There are a number of great lessons we can learn from Steve Jobs, but this week (at the WWDC 2011 conference) he has left us with arguably one of the most valuable: Do not build on rented land.
A number of startups this week are sitting around looking at one another and asking themselves what they should be doing next. They are doing this because Apple in one sweep cloned all their features into the new iOS update. Everything from Dropbox to Instapaper have now essentially been rendered redundant on Apple devices.
Those who ignore history are doomed to repeat it.
In the 80’s the world witnessed the rise of the tech giant Microsoft, and by the 90’s as the web emerged as the future of technology and an essential new frontier to conquer. The web browser Netscape ran on the Microsoft platform, but to Microsoft they needed to dominate this new arena. Microsoft quickly launched the now infamous Internet Explorer, they bundled it in together with their operating system free of charge. This essentially crushed Netscape and other browsers at the time trying to compete. Microsoft was also accused of changing their API to give competition a hard time. This ordeal almost meant the end of Microsoft as the US government took them to court for abusing their monopoly.
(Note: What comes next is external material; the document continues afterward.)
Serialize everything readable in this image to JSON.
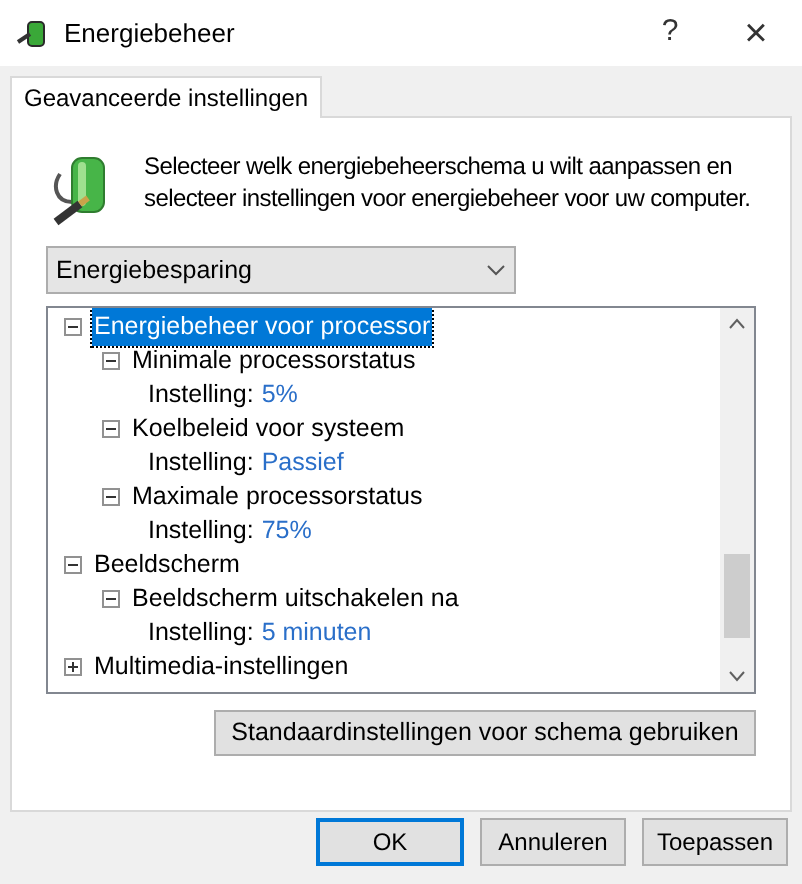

Since the days of Bill Gates ruthlessly killing competitors in this way, not much has changed… The difference now is that it’s easier to get away with it. No longer do platform owners need to explicitly package a disc into the bag of software they sold in stores. The crime now happens through a simple download or a tweaking on their servers.
“œWriting desktop software has become a lot less fun. If you want to write desktop software now you do it on their terms, calling their APIs and working around their buggy OS. And if you manage to write something that takes off, you may find that you were merely doing market research for them.“ – Paul Graham (Y Combinator)
Do not build on rented land
Building on someone else’s platform at the end of the day is like building on rented land – you can find yourself having invested tons of resources into something that you do not own and ultimately have no control over. The irony is that in technology, if you are doing very well on someone else’s platform you are most in danger of getting the worst deal. Because if you do well on someones’ platform it means you are filling a gap that the platform owners have an interest in filling themselves.
It happens all the time and on all platforms, think for a second about Twitter. Look at how them launching a retweet button rendered the efforts of TweetMeme wasted and them introducing photos into the stream killed off TwitPic’s hopes and dreams for the future. Something as simple as altering the API call limit can kill off hundreds of clients and apps that depend on Twitter for their bread and butter.
Conclusion
Let’s wake up to the reality that ultimately platform owners are not really your friends, they are your future competitors. Start building applications that are less platform dependent and offer value above and beyond just filling a feature gap.